Il momento migliore dei miei viaggi sono le mattine. La prima colazione. Non è un momento facile perché in fatto di prima colazione sono piuttosto esigente. Questo accade perché adoro la marmellata e non sempre e non a ogni latitudine è facile trovarne e trovarne di buone. In tanti Paesi il breakfast è a base di altro, magari salato, con le uova, addirittura con la carne, però io di marmellate nei miei viaggi ne ho anche trovate di straordinarie.

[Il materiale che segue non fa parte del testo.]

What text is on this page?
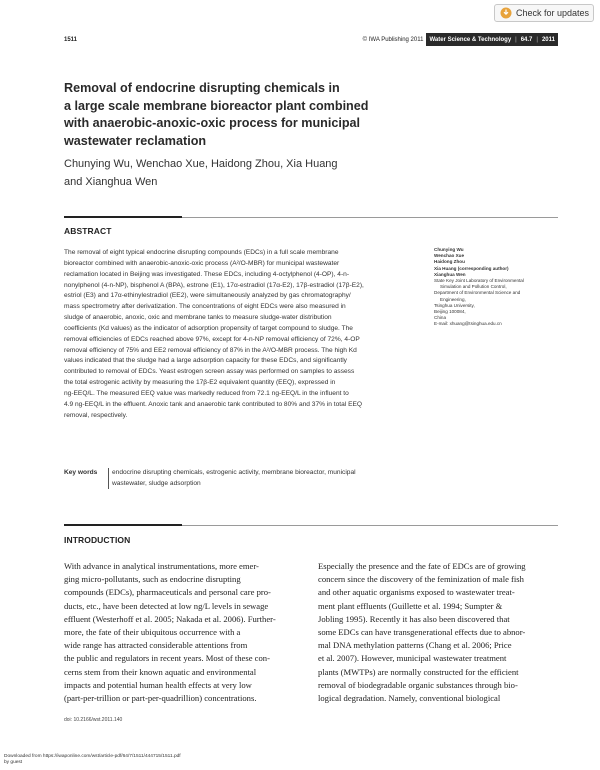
Check for updates
1511	© IWA Publishing 2011 Water Science & Technology | 64.7 | 2011
Removal of endocrine disrupting chemicals in
a large scale membrane bioreactor plant combined
with anaerobic-anoxic-oxic process for municipal
wastewater reclamation
Chunying Wu, Wenchao Xue, Haidong Zhou, Xia Huang
and Xianghua Wen
ABSTRACT
The removal of eight typical endocrine disrupting compounds (EDCs) in a full scale membrane
bioreactor combined with anaerobic-anoxic-oxic process (A²/O-MBR) for municipal wastewater
reclamation located in Beijing was investigated. These EDCs, including 4-octylphenol (4-OP), 4-n-
nonylphenol (4-n-NP), bisphenol A (BPA), estrone (E1), 17α-estradiol (17α-E2), 17β-estradiol (17β-E2),
estriol (E3) and 17α-ethinylestradiol (EE2), were simultaneously analyzed by gas chromatography/
mass spectrometry after derivatization. The concentrations of eight EDCs were also measured in
sludge of anaerobic, anoxic, oxic and membrane tanks to measure sludge-water distribution
coefficients (Kd values) as the indicator of adsorption propensity of target compound to sludge. The
removal efficiencies of EDCs reached above 97%, except for 4-n-NP removal efficiency of 72%, 4-OP
removal efficiency of 75% and EE2 removal efficiency of 87% in the A²/O-MBR process. The high Kd
values indicated that the sludge had a large adsorption capacity for these EDCs, and significantly
contributed to removal of EDCs. Yeast estrogen screen assay was performed on samples to assess
the total estrogenic activity by measuring the 17β-E2 equivalent quantity (EEQ), expressed in
ng-EEQ/L. The measured EEQ value was markedly reduced from 72.1 ng-EEQ/L in the influent to
4.9 ng-EEQ/L in the effluent. Anoxic tank and anaerobic tank contributed to 80% and 37% in total EEQ
removal, respectively.
Key words	endocrine disrupting chemicals, estrogenic activity, membrane bioreactor, municipal
wastewater, sludge adsorption
Chunying Wu
Wenchao Xue
Haidong Zhou
Xia Huang (corresponding author)
Xianghua Wen
State Key Joint Laboratory of Environmental
Simulation and Pollution Control,
Department of Environmental Science and
Engineering,
Tsinghua University,
Beijing 100084,
China
E-mail: xhuang@tsinghua.edu.cn
INTRODUCTION
With advance in analytical instrumentations, more emer-
ging micro-pollutants, such as endocrine disrupting
compounds (EDCs), pharmaceuticals and personal care pro-
ducts, etc., have been detected at low ng/L levels in sewage
effluent (Westerhoff et al. 2005; Nakada et al. 2006). Further-
more, the fate of their ubiquitous occurrence with a
wide range has attracted considerable attentions from
the public and regulators in recent years. Most of these con-
cerns stem from their known aquatic and environmental
impacts and potential human health effects at very low
(part-per-trillion or part-per-quadrillion) concentrations.
Especially the presence and the fate of EDCs are of growing
concern since the discovery of the feminization of male fish
and other aquatic organisms exposed to wastewater treat-
ment plant effluents (Guillette et al. 1994; Sumpter &
Jobling 1995). Recently it has also been discovered that
some EDCs can have transgenerational effects due to abnor-
mal DNA methylation patterns (Chang et al. 2006; Price
et al. 2007). However, municipal wastewater treatment
plants (MWTPs) are normally constructed for the efficient
removal of biodegradable organic substances through bio-
logical degradation. Namely, conventional biological
doi: 10.2166/wst.2011.140
Downloaded from https://iwaponline.com/wst/article-pdf/64/7/1511/444715/1511.pdf
by guest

Dovessi fare una graduatoria tra le migliori al primo posto, forse a sorpresa, ci metterei l’Africa. Le marmellate, ad esempio, assaggiate a Sao Tomè e Principe erano squisite e soprattutto, almeno per me, tutte da scoprire. Nel resort dove ho vissuto e lavorato per un mese la prima colazione era un po’ il clou della giornata. Il posto era un agriturismo sul mare immerso in una foresta primaria e i proprietari coltivavano e allevavano bestiame; così ho scoperto gusti e sapori davvero insoliti, ad esempio le marmellate di mango, di papaya e di banane che lì sono piccole e saporitissime. Ogni mattina me ne facevano assaggiare di diverse ed erano ciascuna più straordinaria delle altre.
Intanto non sono dolcissime perché lì la frutta è dolce per conto suo e dunque non è necessario aggiungere troppo zucchero, dunque c’era sempre una nota asprigna che ne smussa la rotondità. La mia preferita era quella di caja-manga. Questo è un frutto dalla consistenza e dal sapore simile a una grossa prugna che abbia sposato, in un matrimonio particolarmente riuscito, una pera, un melone e qualche agrume. A Sao Tomè con la caja-manga fanno marmellate profumatissime mescolate a un altro frutto che adoro: la maracujà, in pratica il frutto della passione. Il nome fa supporre proprietà afrodisiache, non so se le abbia ma di certo il suo profumo è inebriante e fascinoso e il sapore che mescola il dolce e l’asprigno regala alla marmellata un gusto unico che accarezza ogni senso, insomma assaggiare una marmellata di questi frutti è davvero una sensazione paradisiaca. Con queste marmellate e le farine che ho acquistato a Sao Tomè ho fatto crostate straordinarie dai profumi esotici che hanno conquistato i miei ospiti.
Poi ci sono state le marmellate di rose assaggiate in Marocco e in Turchia, c’è gente che ne va pazza per me sono decisamente troppo dolci e dunque quando le spalmavo sul pane aggiungevo sempre un po’ di sale, so che può sembrare strano, ma invece il risultato è davvero straordinario. La mia marmellata del cuore è però quella di mandarini e la migliore l’ho assaggiata da una mia amica siciliana che mi invitò a un assaggio al buio: aveva deciso di mettere in barattolo e vendere le sue marmellate e voleva capire quale fosse la migliore. Quel giorno avrò assaggiato almeno una ventina di marmellate, tanto che alla fine il mio palato era una esplosione di agrumi e l’aria era densa di fragranze fresche e pungenti e io ero quasi ubriaca. Quella che ho scelto, senza saperlo, era proprio la marmellata della mia amica, fatta con i mandarini tardivi di Ciaculli, un vero capolavoro della natura, profumatissimi e dolci, mangiarli è come assaggiare la Sicilia. Prima di partire ne ho fatto una scorta e appena tornata a Roma mi sono precipitata in cucina. La cosa noiosa è sbucciarli ed eliminarne i semi, poi si passa la polpa e si mette a cuocere insieme alle bucce tritate e allo zucchero, non tantissimo perché dovete comunque sentire un retrogusto un po’ asprigno. Lo so, è un lavoro! Ma ne sarete ricompensati. Per apprezzarla fino in fondo dovete mangiarla in silenzio, possibilmente a occhi chiusi. Sarà un momento un po’ zen perché questa marmellata è da meditazione.